Starting with this week I've begun formatting this report a bit differently. The order of these sections are quite arbitrary and may change from week-to-week as I find out which work out on a consistent basis. Feel free to comment on the new format in the comments below.

  • Helpful articles and links:
    • Michael Trier has written a lengthy article on his blog detailing some of the common issues people run into with Django’s syndication framework. He then describes a process you can follow to successfully get your feeds up and running.
    • Digging through items in del.icio.us tagged with ‘django’, I ran across this nifty Google search that returns a listing of all Google Code projects with ‘django’ in the title. Of course, I found a lot of known projects, but it was interesting to see all the others that don’t get publicized as often.
  • Code snippets and projects:
    • Last week we let everyone know that James Tauber had begun his work on fully fleshing out Atom support in Django. Less than a week later and James has completed his work. Check out James’ implementation of RFC 4287 for Django at its Google Code repository.
    • A newcomer to the Django community known only as ‘mamcx’ has begun the work necessary to complete the MSSQL backend. This backend had been left in a state of disarray as its original maintainers lost interest and the core of Django evolved over the past few years. Mamcx has already put in considerable work, but is somewhat new to Python and Django, so any assistance would obviously be much appreciated! Check out [5062] for his patches and comments.
    • Here’s a method of defining a set of URLs in your Django project that will never get cached.
    • Derek Willis has implemented iCal feeds in his Django application and written a subsequent post detailing how you can do it too. Using the excellent vObject library in tandem with Django (and applying a few idiosyncratic tweaks to make IE/Outlook happy) is very simple and eliminates the need for the developer (i.e. you) to develop any iCal templates!
    • Bradley Whittington has a series of posts on his blog that detail his development of a Django middleware to log statistics about users to a database. Part one details the construction of a data model to hold this information and how to log this information within a middleware component. Part two goes over one process by which you can aggregate this data in meaningful ways.
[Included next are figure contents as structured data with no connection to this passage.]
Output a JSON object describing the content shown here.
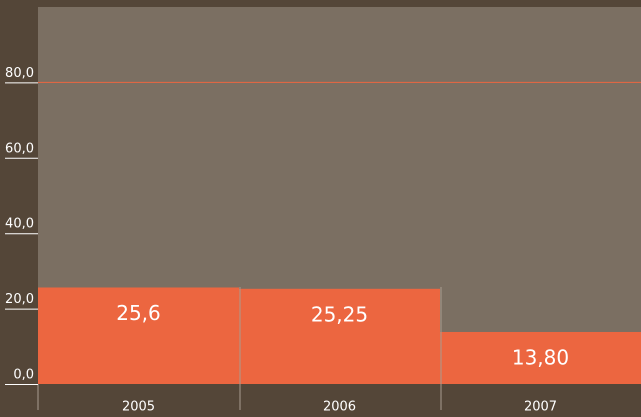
{
  "chart_data": {
    "type": "bar",
    "categories": [
      "2005",
      "2006",
      "2007"
    ],
    "values": [
      25.6,
      25.25,
      13.8
    ],
    "value_labels": [
      "25,6",
      "25,25",
      "13,80"
    ],
    "color": "#ec6640",
    "ylim": [
      0,
      100
    ],
    "yticks": [
      {
        "value": 0,
        "label": "0,0"
      },
      {
        "value": 20,
        "label": "20,0"
      },
      {
        "value": 40,
        "label": "40,0"
      },
      {
        "value": 60,
        "label": "60,0"
      },
      {
        "value": 80,
        "label": "80,0"
      }
    ],
    "reference_line": 80
  }
}
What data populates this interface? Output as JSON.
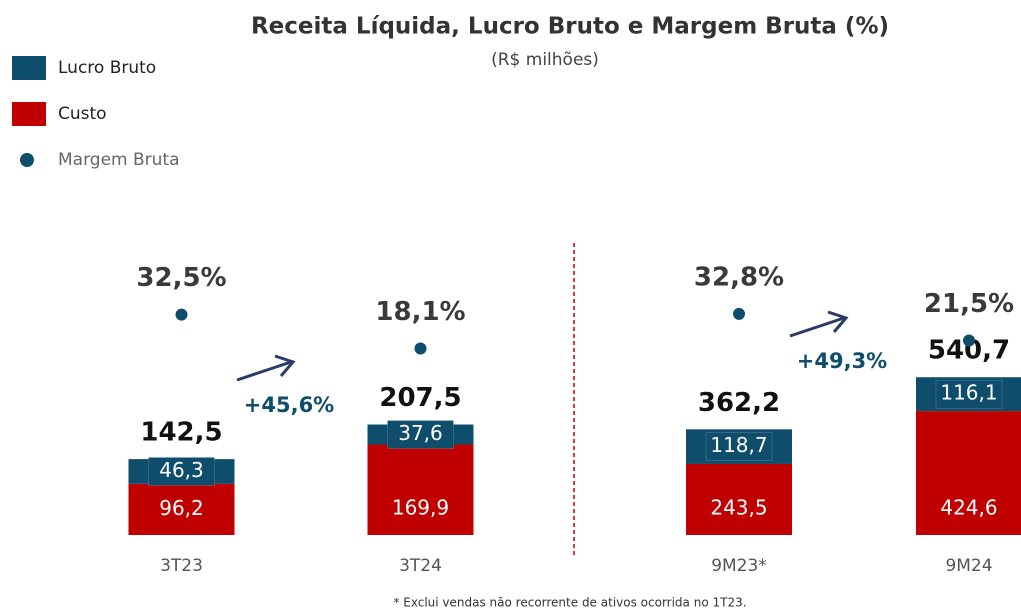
{
  "title": "Receita Líquida, Lucro Bruto e Margem Bruta (%)",
  "subtitle": "(R$ milhões)",
  "legend": [
    {
      "name": "Lucro Bruto",
      "color": "#0e4d6b"
    },
    {
      "name": "Custo",
      "color": "#c00000"
    },
    {
      "name": "Margem Bruta",
      "color": "#0e4d6b"
    }
  ],
  "footnote": "* Exclui vendas não recorrente de ativos ocorrida no 1T23.",
  "chart_data": [
    {
      "type": "bar",
      "categories": [
        "3T23",
        "3T24"
      ],
      "ylim": [
        0,
        400
      ],
      "y2lim": [
        0,
        40
      ],
      "series": [
        {
          "color": "#c00000",
          "values": [
            96.2,
            169.9
          ],
          "value_labels": [
            "96,2",
            "169,9"
          ]
        },
        {
          "color": "#0e4d6b",
          "values": [
            46.3,
            37.6
          ],
          "value_labels": [
            "46,3",
            "37,6"
          ]
        }
      ],
      "totals": {
        "values": [
          142.5,
          207.5
        ],
        "value_labels": [
          "142,5",
          "207,5"
        ]
      },
      "margin": {
        "axis": "y2",
        "color": "#0e4d6b",
        "values": [
          32.5,
          18.1
        ],
        "value_labels": [
          "32,5%",
          "18,1%"
        ]
      },
      "annotation": "+45,6%"
    },
    {
      "type": "bar",
      "categories": [
        "9M23*",
        "9M24"
      ],
      "ylim": [
        0,
        730
      ],
      "y2lim": [
        0,
        40
      ],
      "series": [
        {
          "color": "#c00000",
          "values": [
            243.5,
            424.6
          ],
          "value_labels": [
            "243,5",
            "424,6"
          ]
        },
        {
          "color": "#0e4d6b",
          "values": [
            118.7,
            116.1
          ],
          "value_labels": [
            "118,7",
            "116,1"
          ]
        }
      ],
      "totals": {
        "values": [
          362.2,
          540.7
        ],
        "value_labels": [
          "362,2",
          "540,7"
        ]
      },
      "margin": {
        "axis": "y2",
        "color": "#0e4d6b",
        "values": [
          32.8,
          21.5
        ],
        "value_labels": [
          "32,8%",
          "21,5%"
        ]
      },
      "annotation": "+49,3%"
    }
  ]
}
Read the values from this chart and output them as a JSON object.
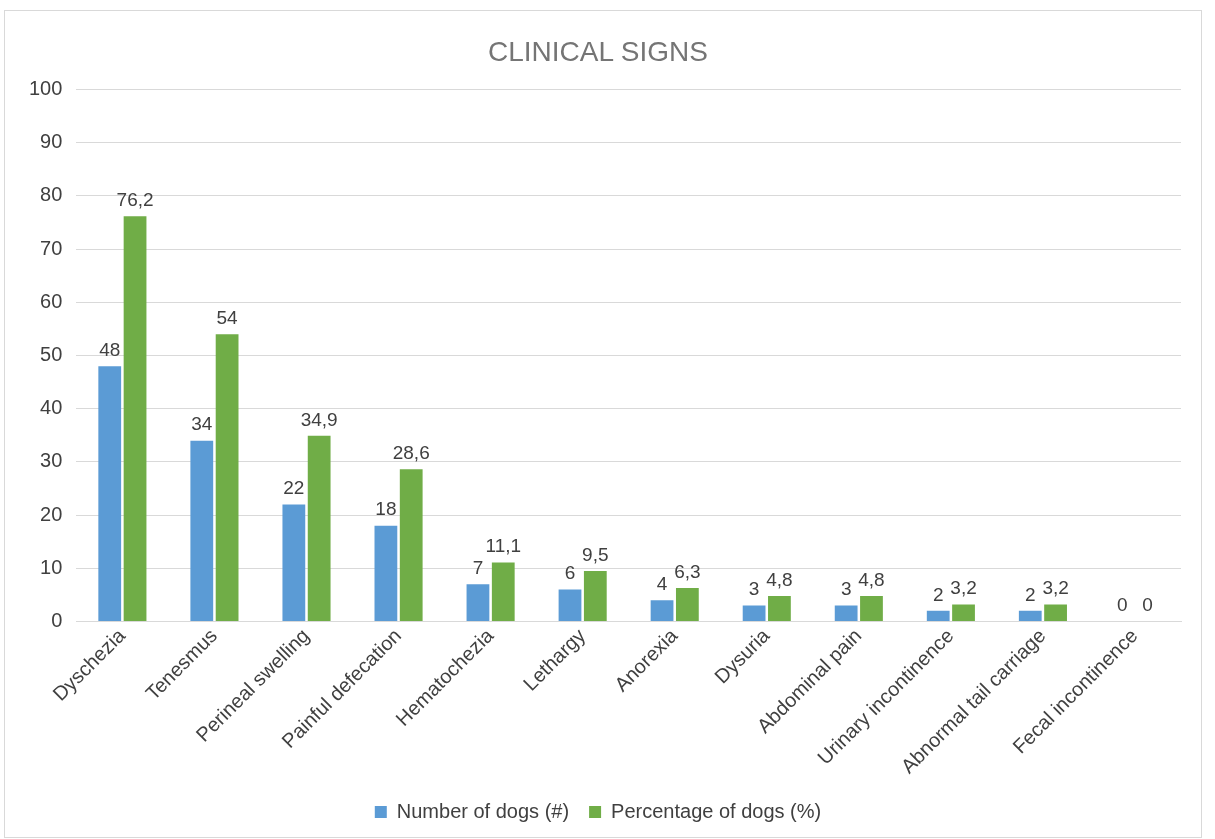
{
  "chart_data": {
    "type": "bar",
    "title": "CLINICAL SIGNS",
    "categories": [
      "Dyschezia",
      "Tenesmus",
      "Perineal swelling",
      "Painful defecation",
      "Hematochezia",
      "Lethargy",
      "Anorexia",
      "Dysuria",
      "Abdominal pain",
      "Urinary incontinence",
      "Abnormal tail carriage",
      "Fecal incontinence"
    ],
    "series": [
      {
        "name": "Number of dogs (#)",
        "color": "#5b9bd5",
        "values": [
          48,
          34,
          22,
          18,
          7,
          6,
          4,
          3,
          3,
          2,
          2,
          0
        ],
        "value_labels": [
          "48",
          "34",
          "22",
          "18",
          "7",
          "6",
          "4",
          "3",
          "3",
          "2",
          "2",
          "0"
        ]
      },
      {
        "name": "Percentage of dogs (%)",
        "color": "#70ad47",
        "values": [
          76.2,
          54,
          34.9,
          28.6,
          11.1,
          9.5,
          6.3,
          4.8,
          4.8,
          3.2,
          3.2,
          0
        ],
        "value_labels": [
          "76,2",
          "54",
          "34,9",
          "28,6",
          "11,1",
          "9,5",
          "6,3",
          "4,8",
          "4,8",
          "3,2",
          "3,2",
          "0"
        ]
      }
    ],
    "ylim": [
      0,
      100
    ],
    "yticks": [
      0,
      10,
      20,
      30,
      40,
      50,
      60,
      70,
      80,
      90,
      100
    ],
    "grid": "y",
    "legend": "bottom"
  }
}
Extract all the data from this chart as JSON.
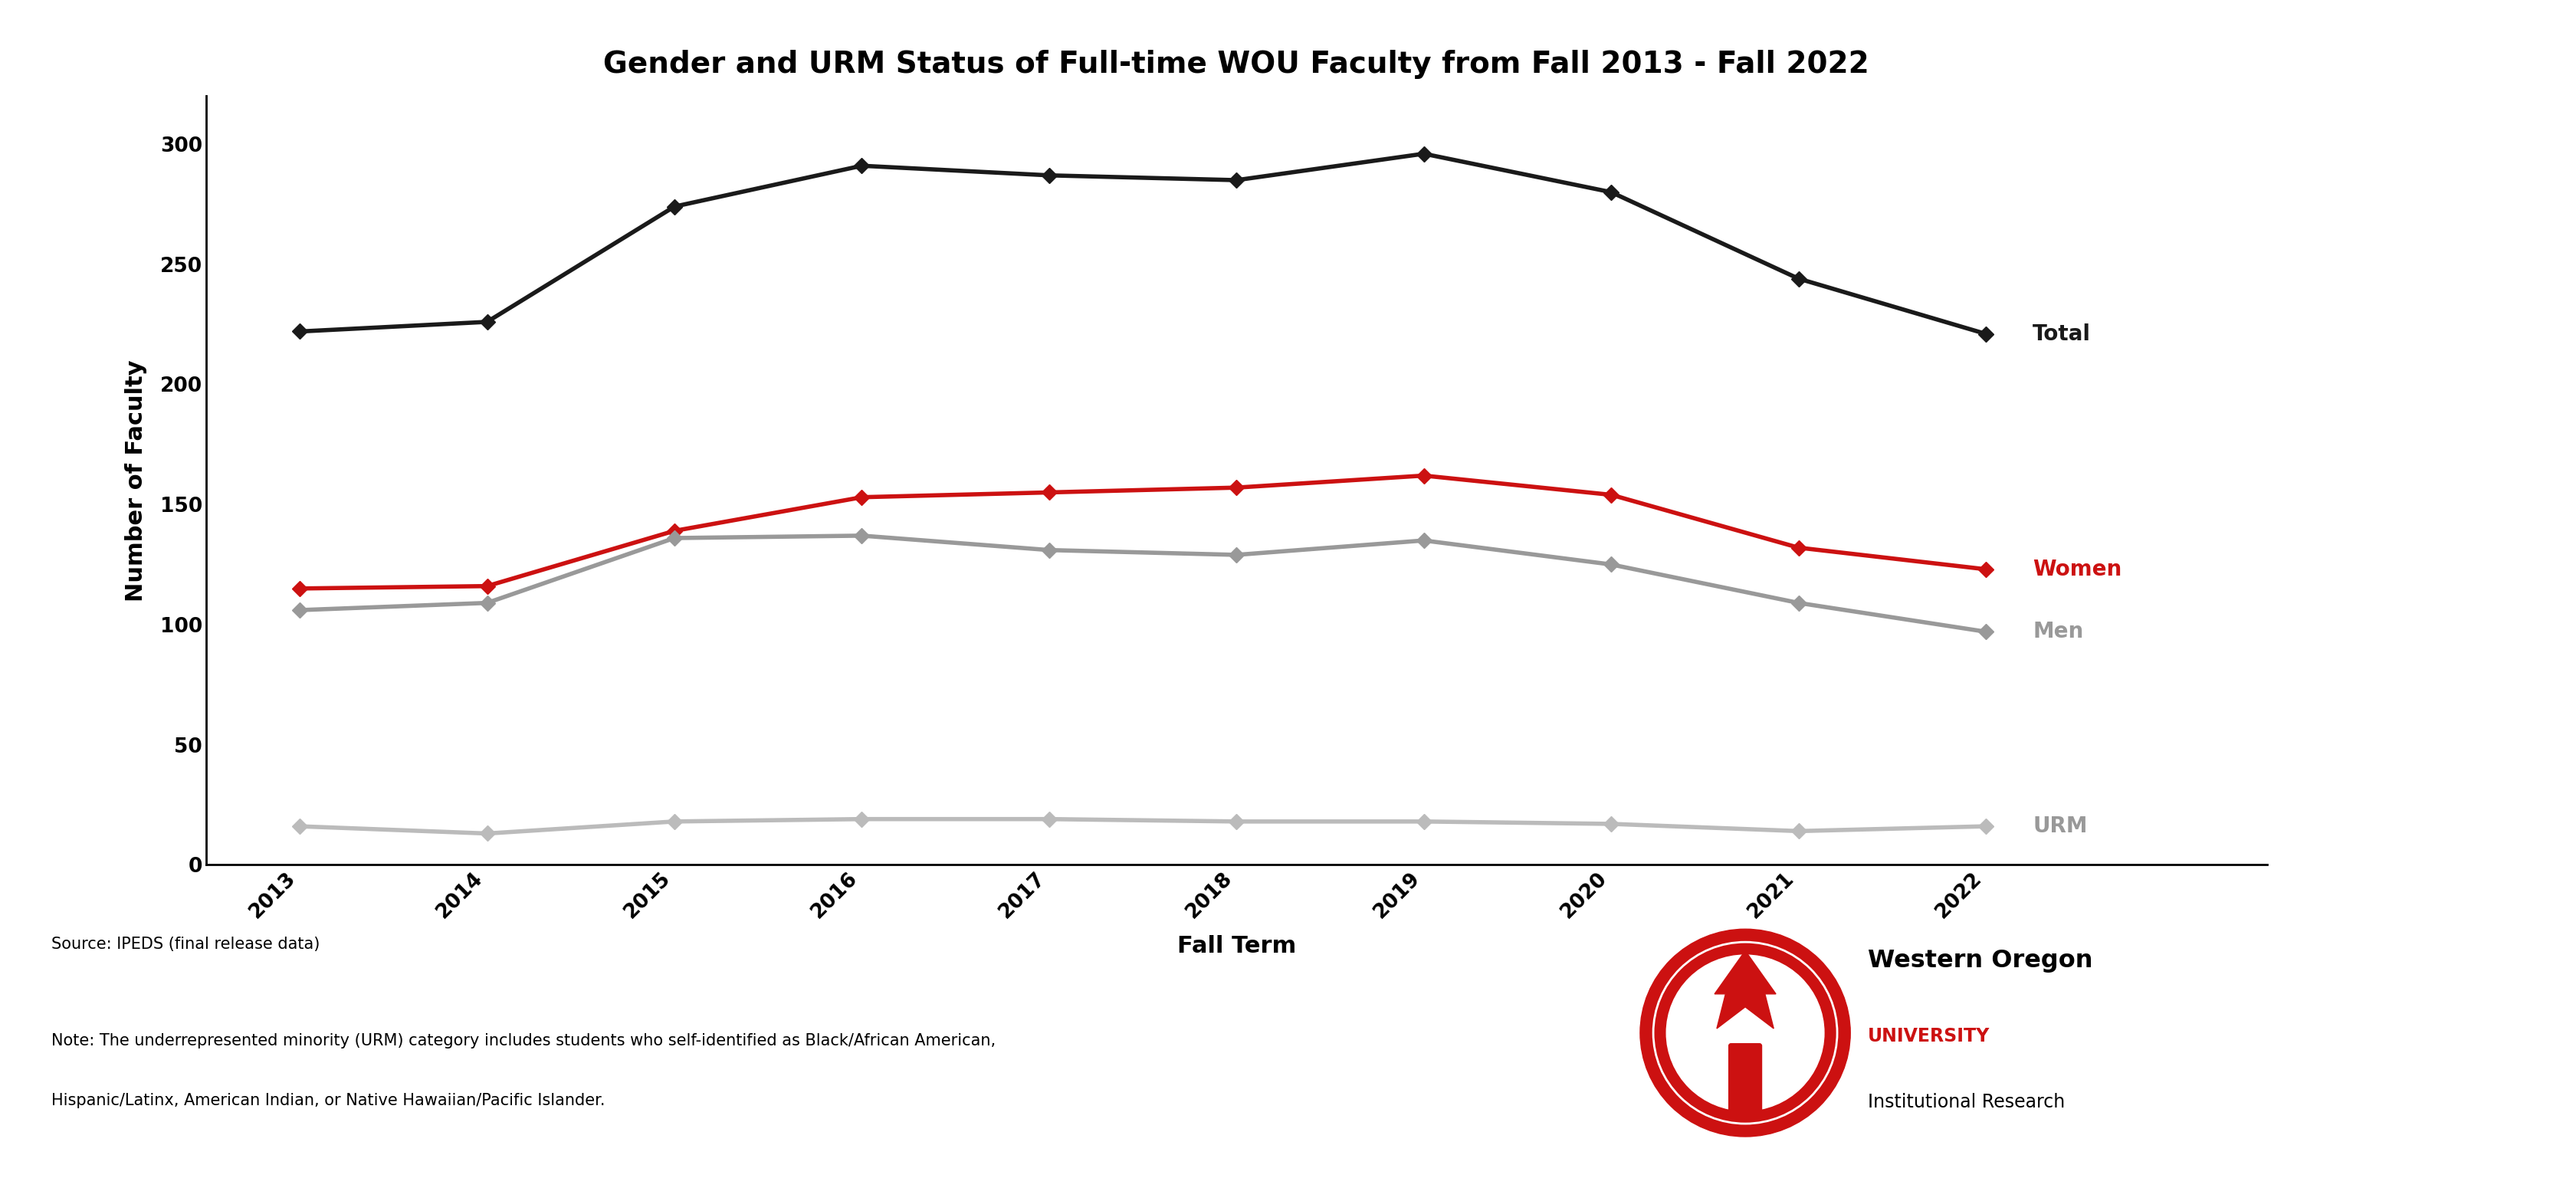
{
  "title": "Gender and URM Status of Full-time WOU Faculty from Fall 2013 - Fall 2022",
  "xlabel": "Fall Term",
  "ylabel": "Number of Faculty",
  "years": [
    2013,
    2014,
    2015,
    2016,
    2017,
    2018,
    2019,
    2020,
    2021,
    2022
  ],
  "total": [
    222,
    226,
    274,
    291,
    287,
    285,
    296,
    280,
    244,
    221
  ],
  "women": [
    115,
    116,
    139,
    153,
    155,
    157,
    162,
    154,
    132,
    123
  ],
  "men": [
    106,
    109,
    136,
    137,
    131,
    129,
    135,
    125,
    109,
    97
  ],
  "urm": [
    16,
    13,
    18,
    19,
    19,
    18,
    18,
    17,
    14,
    16
  ],
  "total_color": "#1a1a1a",
  "women_color": "#cc1111",
  "men_color": "#999999",
  "urm_color": "#bbbbbb",
  "ylim": [
    0,
    320
  ],
  "yticks": [
    0,
    50,
    100,
    150,
    200,
    250,
    300
  ],
  "background_color": "#ffffff",
  "source_text": "Source: IPEDS (final release data)",
  "note_line1": "Note: The underrepresented minority (URM) category includes students who self-identified as Black/African American,",
  "note_line2": "Hispanic/Latinx, American Indian, or Native Hawaiian/Pacific Islander.",
  "wou_line1": "Western Oregon",
  "wou_line2": "UNIVERSITY",
  "wou_line3": "Institutional Research",
  "title_fontsize": 28,
  "axis_label_fontsize": 22,
  "tick_fontsize": 19,
  "annotation_fontsize": 20,
  "note_fontsize": 15,
  "linewidth": 4.0,
  "markersize": 10
}
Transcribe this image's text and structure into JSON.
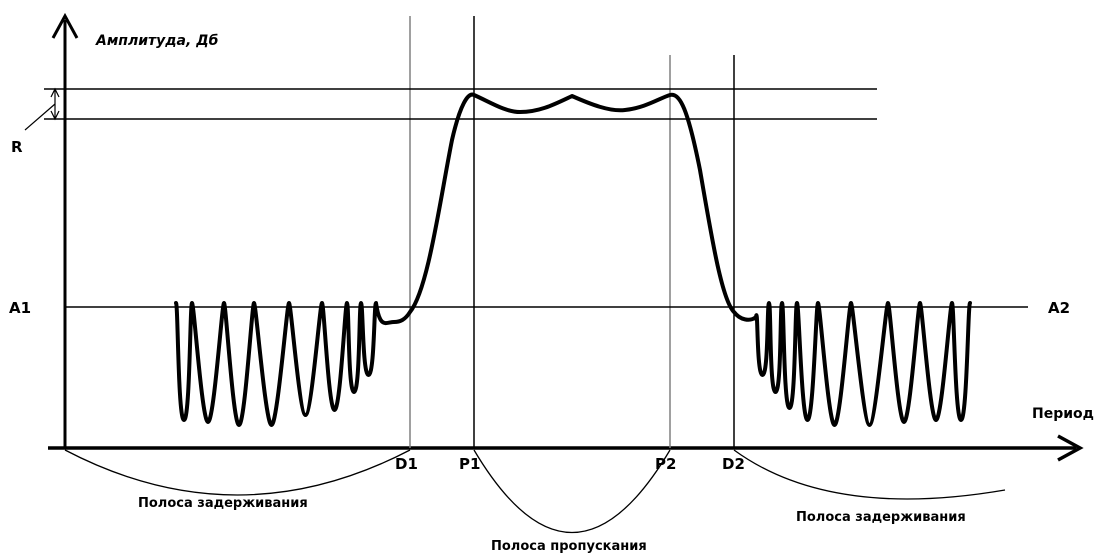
{
  "labels": {
    "y_axis": "Амплитуда, Дб",
    "x_axis": "Период",
    "ripple": "R",
    "a1": "A1",
    "a2": "A2",
    "d1": "D1",
    "p1": "P1",
    "p2": "P2",
    "d2": "D2",
    "stopband_left": "Полоса задерживания",
    "passband": "Полоса пропускания",
    "stopband_right": "Полоса задерживания"
  }
}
  • New Django sites of note:
    • FrePPLe came to my attention through a user-submitted email. FrePPLe is a specialized application for production planning in the manufacturing industry. It was described to me thusly: “A first part of it is an extensible planning engine written in c++ (with bindings exposed in Python). The second part is the user interface and data persistence layer. For this I have become excited about django: Django’s flexible and efficient framework provides the ideal foundation. Also, the Django mindset and design principles match very well with the easy-to-extend, easy-to-customize and easy-to-use goals of my project.” Check out the screenshots of FrePPLe and see how they’ve put the Django admin interface to work in some interesting ways.
    • Splice is an web application that allows users to upload, edit, and mix their music, as well as connect musicians from all over the world. Not only is this a really cool idea for a web site, it has a great design, and it’s written in Django!